Generation NEXT…Ciara Sing fights for equity for African-American students

Ciara Sing was recently elected as president of the Black Student Union at Pittsburgh CAPA 6-12, the first sophomore to hold the position. (Photo by Jacqueline McDonald)
Ciara Sing was recently elected as president of the Black Student Union at Pittsburgh CAPA 6-12, the first sophomore to hold the position. (Photo by Jacqueline McDonald)

Most likely, you will not find your average 10th-grader with the interest in and a working knowledge of gentrification as a threat to inner-city communities—especially not enough to write a full-length, award-winning play about it.

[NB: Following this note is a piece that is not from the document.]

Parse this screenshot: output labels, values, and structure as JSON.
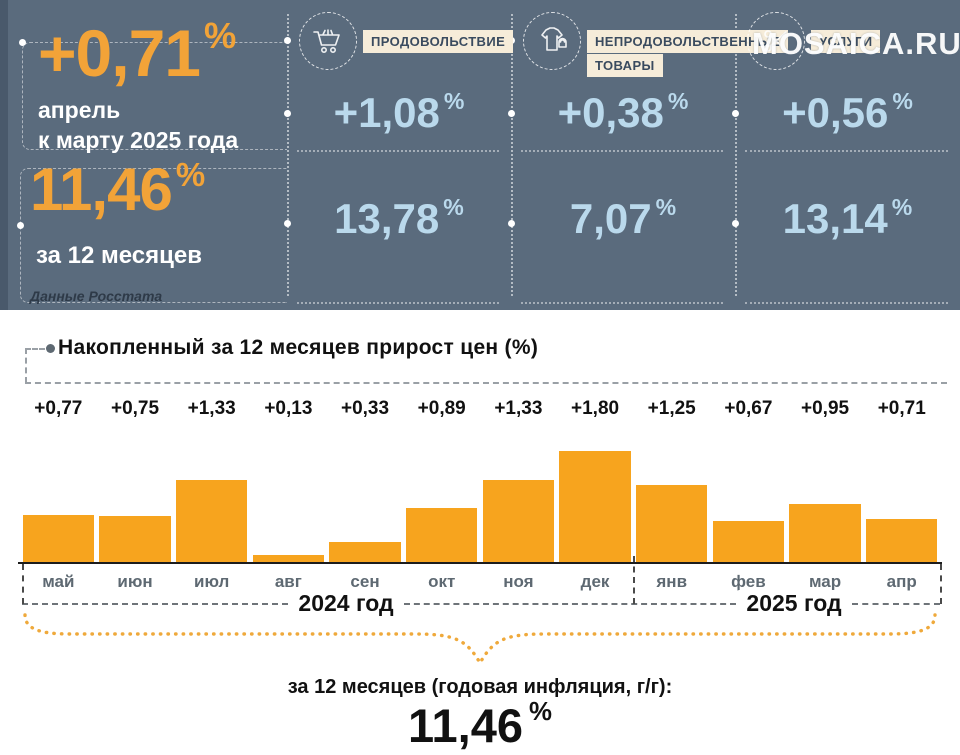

But Ciara Sing, 15, is not average. Not only did she write this play, “The Lord’s Prayer,” she was one of only three high school division winners in City Theatre’s 2015 Young Playwrights Festival. As the author of the play, Ciara was included in every aspect of its production at City Theatre, including casting, auditions and involvement in rehearsals. She was always consulted by the theater production staff on any changes they wanted to make.
The Pittsburgh Creative and Performing Arts 6-12 student is extraordinarily intelligent, and she operates and speaks with a level of maturity that far exceeds her years. Ciara’s outstanding accomplishments are too numerous to list.
“In the 10 years Ciara has been in school, she has gotten nothing but A’s and received one B, and we watched her determination to change that,” says her father, Samuel Sing.